Pourtant il faut absolument déconstruire les mythes, liés à cette élection et entretenues par nos médias

1°/ Les Européennes sont une élection défouloir qui favorise les votes "protestataires".

Faux et archi-faux ! C'est une antienne régulièrement assénée et pourtant, lorsque l'on analyse les scores des formations dites de "protestation" lors de ces élections, on remarque qu'au pire elles stagnent, au mieux elles régressent par rapport aux gros scrutins nationaux (ce qui est souvent le cas du FN). La preuve par les chiffres.

Européenne de 1979 : Seule la gauche radicale peut prétendre au titre de mouvement contestataire lors de ces élections, l'extrême droite étant encore inexistante. La gauche radicale dans toutes ses composantes cumule 23,60% des exprimés (20,52% pour le PCF et 3,08% pour LO) soit un score légèrement inférieur aux législatives de 1978 où elles atteignent 23,88% des voix (20,61% pour le PCF et 3,27% pour l'extrême gauche.)

Européenne de 1984 : Probablement la baisse la plus tangible pour la gauche radicale où elle passe, des présidentielles de 81, de 18,76% des suffrages (15,35% PCF et 3,41% pour l'EXG) à 14,18% pour les Européennes (11,21% PCF, 2,97% EXG), à noter que lors de ces élections le FN apparaît sur la scène politique avec 10,85%, seule élection européenne où il pourra se targuer d'avoir réalisé une "percée".

Européenne de 1989 : Encore une fois, on a droit à une baisse par rapport aux présidentielles de 88 où la gauche radicale réunit 11,23% des voix (8,86% pour PCF et son dissident, 2,37% pour l'EXG) contre 10,16% pour les Européennes (8,13% pour le PCF et son dissident, 2,03% pour l'EXG). Le FN est aussi proie à une baisse de points vu qu'il n'atteint que 11,73% contre 14,38% aux présidentielles.

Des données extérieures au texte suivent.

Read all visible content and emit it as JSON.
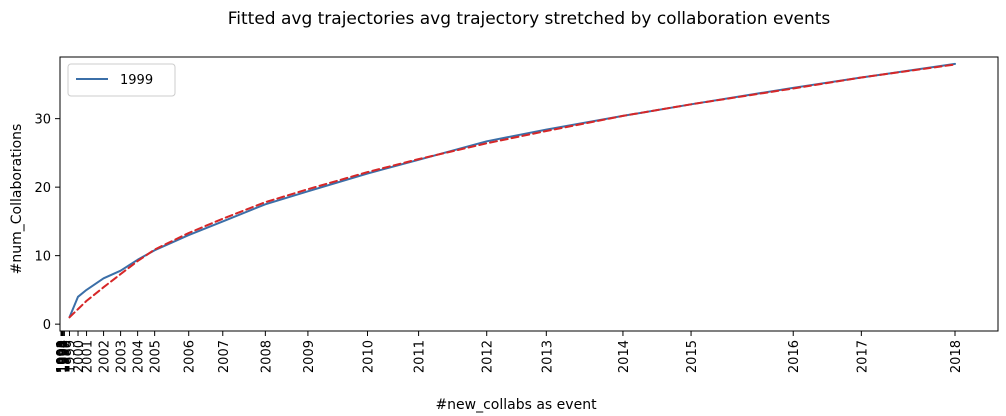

Européenne de 1994 : Après la déroute historique de la gauche aux législatives de 1993, elle ne se ressaisit pas vraiment pour ces Européennes. La gauche rouge fait 9,59%, (6,89% PCF, 2,70% EXG), aux législatives de 93, pourtant jugées catastrophiques, elles avaient réuni 10,88% (9,14% PCF, 1,74% EXG). Le FN diminue également son score passant de 12,67% aux législatives à 10,52% aux Européennes.

Européenne de 1999 : On suit toujours le même schéma, avec cette fois deux comparatifs nationaux (présidentiels de 95 et législatives de 97). Les rouges cumulent 13,94% en 95 (8,64% PCF, 5,30% LO) et 12,46% en 97 (9,94% PCF et 2,52% EXG), quant au FN il atteint 15% dans les deux élections. Aux Européennes l'extrême droite s'effondre avec 5,7% pour le FN, 3,28% pour Mégret et on peut également compter Miguet qui tenait un discours anti-impôts aux accents poujadiste qui réunit 1,77%, soit un total pour l'EXD de 10,75%. Les rouges eux font 11,96% (6,78% PCF, 5,18% LO). Par-ailleurs cette Européenne fut le premier coup d'essai des envies "indépendantistes" de Larrouturou ou il fit chou blanc en ne réunissant que 1% des voix.

Européenne de 2004 : On prend les mêmes et on recommence, le FN subit encore une déroute, alors qu'en 2002 il atteint le second tour des présidentielles et cumule avec le MNR à 19,20% ils tombent à 9,81% pour les Européennes, 12,22% en comptant les petits mouvements d'EXD. La gauche radicale ne fait pas vraiment mieux avec 9,21%, LO et le LCR qui cumulaient 9,97% en 2002 chutent à 2,56%, le PCF améliore un peu son score en faisant 5,88% contre 3,37% aux présidentielles.

Européenne de 2009 : L'exception confirme la règle, lors de ces élections la gauche radicale augmente son score par rapport aux présidentielles de 2007 où elles réunissaient 9% des voix. Pour les Européennes LO et NPA font 6,08% contre 5,41% pour la présidentielle. Le Front de Gauche créé il y a peu réalise 6,48% contre 1,93% pour Buffet en 2007. Au total pour ces Européennes la gauche radicale monte à 12,26%. Le FN diminue encore en %, passant de 10,44% en 2007 à 6,34% en 2009, si on compte le total de la "droite de la droite" elles avaient réuni 13,82% en 2007, (Nihous + De Villier 3,4%), alors qu'en 2009 l'ensemble est de 11,14% (4,8% pour MPF/CNPT)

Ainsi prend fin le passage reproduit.